AUGUSTA COUNTY, Va. (WHSV) -- People for and against the proposed Atlantic Coast Pipeline met at a community gathering hosted by Dominion Resources in Churchville Tuesday night.
Willis Cutchin, a local pipeline supporter, said, "I would support it whether it's in my property or out of it. It doesn't matter, because I understand the need."
As anti-pipeline groups protested outside the school, Cutchin said he lived with a gas pipeline in front of his house for 20 years without any trouble.
"I just believe they just don't know what it really is like, because they've never lived next to one. A lot of people don't realize there are hundreds of miles in this area already," said Cutchin.
One of the protesters was Becci Harmon. She said the new route comes directly through her property and would force her to move her septic tank during construction.
She said, "We'll have a port o potty in our yard. We'll have no restroom facilities, because we won't have the drain-field or a septic tank.

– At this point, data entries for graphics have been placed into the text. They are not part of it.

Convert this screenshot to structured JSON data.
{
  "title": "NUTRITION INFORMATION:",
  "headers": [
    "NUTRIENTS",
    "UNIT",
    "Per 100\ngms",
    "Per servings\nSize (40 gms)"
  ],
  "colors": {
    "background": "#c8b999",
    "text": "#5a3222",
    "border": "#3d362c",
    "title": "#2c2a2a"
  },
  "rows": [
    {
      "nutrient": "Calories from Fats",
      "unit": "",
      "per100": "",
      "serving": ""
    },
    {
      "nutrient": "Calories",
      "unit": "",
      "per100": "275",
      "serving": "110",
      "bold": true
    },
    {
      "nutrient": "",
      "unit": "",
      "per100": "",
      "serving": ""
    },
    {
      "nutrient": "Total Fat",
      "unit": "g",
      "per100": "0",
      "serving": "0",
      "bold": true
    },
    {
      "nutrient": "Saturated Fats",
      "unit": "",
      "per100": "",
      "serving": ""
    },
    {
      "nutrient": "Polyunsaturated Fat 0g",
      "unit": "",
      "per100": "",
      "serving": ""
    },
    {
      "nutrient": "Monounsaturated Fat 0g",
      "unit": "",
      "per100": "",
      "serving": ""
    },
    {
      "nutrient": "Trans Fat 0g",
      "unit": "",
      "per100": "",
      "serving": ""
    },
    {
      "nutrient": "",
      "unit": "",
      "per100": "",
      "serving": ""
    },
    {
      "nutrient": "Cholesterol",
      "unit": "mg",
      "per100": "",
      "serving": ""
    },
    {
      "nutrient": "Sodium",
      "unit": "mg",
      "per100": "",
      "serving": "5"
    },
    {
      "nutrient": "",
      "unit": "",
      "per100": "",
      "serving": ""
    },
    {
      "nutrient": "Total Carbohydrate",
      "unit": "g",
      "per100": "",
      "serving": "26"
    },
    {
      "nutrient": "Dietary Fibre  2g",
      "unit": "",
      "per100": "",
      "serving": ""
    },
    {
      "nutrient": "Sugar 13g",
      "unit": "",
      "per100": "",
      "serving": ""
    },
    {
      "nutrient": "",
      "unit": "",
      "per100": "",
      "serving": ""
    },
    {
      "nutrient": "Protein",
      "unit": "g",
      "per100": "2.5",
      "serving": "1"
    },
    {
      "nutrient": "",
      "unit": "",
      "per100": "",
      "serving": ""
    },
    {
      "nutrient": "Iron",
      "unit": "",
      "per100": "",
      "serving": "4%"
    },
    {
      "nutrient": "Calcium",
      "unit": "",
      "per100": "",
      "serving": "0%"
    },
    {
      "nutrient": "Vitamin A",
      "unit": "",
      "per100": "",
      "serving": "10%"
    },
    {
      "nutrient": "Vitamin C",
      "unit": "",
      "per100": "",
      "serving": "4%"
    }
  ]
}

There's nowhere to put one."
Dominion spokesman Aaron Ruby said the pipeline will bring jobs, tax dollars, and lower utility costs to the area.
His message for those directly affected: "Construction is messy, but it's temporary. After a few months and once the land has been reclaimed and restored back to its original condition life goes back to normal."
While Dominion said the pipeline won't affect property values, Harmon has major concerns.
"They can say all they want that there's no devalue, but it's gone, our house will be worth nothing," Harmon shared.
Dominion said the pipeline is necessary to serve energy needs in the Commonwealth.